Just out of curiosity, did you happen to test resonance with these styli/cantilvers vs. the original SAS? Guessing that since you heard no differences that compliance remained as it was, but I didn't know if changing cantilever material would affect compliance in general when using the same cartridge body.

After all, I am always looking for more variables to futz over with analog.

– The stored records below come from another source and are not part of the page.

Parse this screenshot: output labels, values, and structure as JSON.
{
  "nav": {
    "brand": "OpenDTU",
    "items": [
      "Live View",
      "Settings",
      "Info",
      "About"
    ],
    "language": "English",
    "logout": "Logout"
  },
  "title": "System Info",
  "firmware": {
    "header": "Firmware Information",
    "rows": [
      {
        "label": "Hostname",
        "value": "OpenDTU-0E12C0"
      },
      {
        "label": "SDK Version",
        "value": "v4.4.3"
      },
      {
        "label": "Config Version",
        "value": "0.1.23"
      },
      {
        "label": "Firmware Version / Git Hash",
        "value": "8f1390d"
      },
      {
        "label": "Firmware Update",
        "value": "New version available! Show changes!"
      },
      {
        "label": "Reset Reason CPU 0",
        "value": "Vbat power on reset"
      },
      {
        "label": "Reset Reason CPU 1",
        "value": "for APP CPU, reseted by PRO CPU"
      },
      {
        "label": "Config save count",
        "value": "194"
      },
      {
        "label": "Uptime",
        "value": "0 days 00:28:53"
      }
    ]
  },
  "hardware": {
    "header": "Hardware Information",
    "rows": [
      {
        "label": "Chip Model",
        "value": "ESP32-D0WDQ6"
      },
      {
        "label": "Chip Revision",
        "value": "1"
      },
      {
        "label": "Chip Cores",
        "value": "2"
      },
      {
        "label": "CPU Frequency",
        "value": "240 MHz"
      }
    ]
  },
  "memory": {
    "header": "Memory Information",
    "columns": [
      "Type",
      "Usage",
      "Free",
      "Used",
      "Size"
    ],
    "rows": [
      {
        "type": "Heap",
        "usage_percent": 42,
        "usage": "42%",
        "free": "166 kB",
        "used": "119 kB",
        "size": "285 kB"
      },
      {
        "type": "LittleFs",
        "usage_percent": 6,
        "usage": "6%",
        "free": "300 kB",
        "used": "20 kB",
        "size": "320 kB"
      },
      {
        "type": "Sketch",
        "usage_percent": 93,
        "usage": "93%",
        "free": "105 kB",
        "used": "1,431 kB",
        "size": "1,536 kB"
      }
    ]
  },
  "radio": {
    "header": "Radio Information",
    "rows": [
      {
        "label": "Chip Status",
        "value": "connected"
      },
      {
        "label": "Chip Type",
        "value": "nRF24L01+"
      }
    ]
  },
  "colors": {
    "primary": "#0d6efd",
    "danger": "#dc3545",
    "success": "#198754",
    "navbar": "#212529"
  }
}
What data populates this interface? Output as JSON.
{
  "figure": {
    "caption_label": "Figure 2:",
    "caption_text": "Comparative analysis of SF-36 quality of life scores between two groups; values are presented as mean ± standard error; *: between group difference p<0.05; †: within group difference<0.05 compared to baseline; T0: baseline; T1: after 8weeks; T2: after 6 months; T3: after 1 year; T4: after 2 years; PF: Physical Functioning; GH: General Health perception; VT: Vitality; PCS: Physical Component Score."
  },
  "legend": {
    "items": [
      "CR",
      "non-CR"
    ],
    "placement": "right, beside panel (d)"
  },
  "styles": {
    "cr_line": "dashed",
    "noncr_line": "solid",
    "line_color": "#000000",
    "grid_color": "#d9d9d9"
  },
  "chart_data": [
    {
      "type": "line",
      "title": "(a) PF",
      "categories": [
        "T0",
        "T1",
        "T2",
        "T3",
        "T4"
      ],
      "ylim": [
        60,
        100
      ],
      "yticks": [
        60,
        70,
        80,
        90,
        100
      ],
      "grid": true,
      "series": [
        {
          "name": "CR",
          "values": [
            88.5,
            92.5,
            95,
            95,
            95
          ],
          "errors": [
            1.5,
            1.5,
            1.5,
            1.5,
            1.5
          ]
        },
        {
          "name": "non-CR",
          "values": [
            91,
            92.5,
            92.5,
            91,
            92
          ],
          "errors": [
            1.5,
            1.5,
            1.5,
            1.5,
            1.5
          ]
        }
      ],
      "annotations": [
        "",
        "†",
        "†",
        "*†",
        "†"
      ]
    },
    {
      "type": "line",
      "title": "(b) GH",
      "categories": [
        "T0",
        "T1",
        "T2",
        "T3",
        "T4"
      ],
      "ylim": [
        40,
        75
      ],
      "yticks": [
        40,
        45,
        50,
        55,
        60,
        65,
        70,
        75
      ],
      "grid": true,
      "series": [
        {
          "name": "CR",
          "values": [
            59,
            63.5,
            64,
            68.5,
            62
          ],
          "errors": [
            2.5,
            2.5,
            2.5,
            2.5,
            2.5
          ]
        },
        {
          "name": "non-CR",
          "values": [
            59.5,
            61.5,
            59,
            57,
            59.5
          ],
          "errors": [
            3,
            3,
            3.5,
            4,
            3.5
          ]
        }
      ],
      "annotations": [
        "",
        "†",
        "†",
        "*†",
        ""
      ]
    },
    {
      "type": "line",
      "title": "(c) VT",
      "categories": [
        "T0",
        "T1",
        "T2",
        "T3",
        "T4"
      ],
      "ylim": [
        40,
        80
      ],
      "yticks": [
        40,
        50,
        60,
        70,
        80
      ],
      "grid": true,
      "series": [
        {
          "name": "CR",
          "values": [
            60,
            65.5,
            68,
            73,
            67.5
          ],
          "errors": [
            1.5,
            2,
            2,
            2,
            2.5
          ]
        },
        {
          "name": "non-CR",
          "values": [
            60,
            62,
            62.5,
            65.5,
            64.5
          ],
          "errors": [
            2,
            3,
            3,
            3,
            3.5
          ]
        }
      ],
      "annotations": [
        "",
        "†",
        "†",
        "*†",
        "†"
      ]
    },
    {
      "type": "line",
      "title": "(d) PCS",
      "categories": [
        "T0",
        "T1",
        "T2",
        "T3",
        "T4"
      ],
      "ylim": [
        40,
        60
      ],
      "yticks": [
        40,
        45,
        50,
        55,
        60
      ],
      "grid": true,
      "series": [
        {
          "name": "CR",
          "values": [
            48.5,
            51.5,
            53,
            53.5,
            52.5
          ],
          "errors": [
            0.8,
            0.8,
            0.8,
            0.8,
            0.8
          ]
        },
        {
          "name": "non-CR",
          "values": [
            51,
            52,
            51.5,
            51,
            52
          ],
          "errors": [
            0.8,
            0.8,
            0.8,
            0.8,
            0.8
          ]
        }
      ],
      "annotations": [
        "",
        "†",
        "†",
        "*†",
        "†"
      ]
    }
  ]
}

Cheers,
Spencer  
Didn't think to check resonant frequency Spencer.....
Good idea...😎
Will do it the next couple of days...
Regards
Henry

@halcro  Which NEO SAS is compatible with Garrorr p77 ?  

P.S. My mate just purchased two Neo SAS (S) for his pair of Technics 205c mk4 (repaired by Axel with nagaoka cantilever/tip before).    


Chakster...the Neo-SAS Stylus 1 ( which is their standard SAS) is the one that fits the P77.
It's available in both S and R versions.

Dear Chakster, The author of Hamlet asked the question:''what is

in a name?''. According to logic different names  with the same

reference can be substituted for each other ''salva veritate''. So

whatever is true about Vienna is also true about Wien , Wenen,

 Bec, etc. However for the manufacturer new names mean new

prices not necessary  anything (else) new.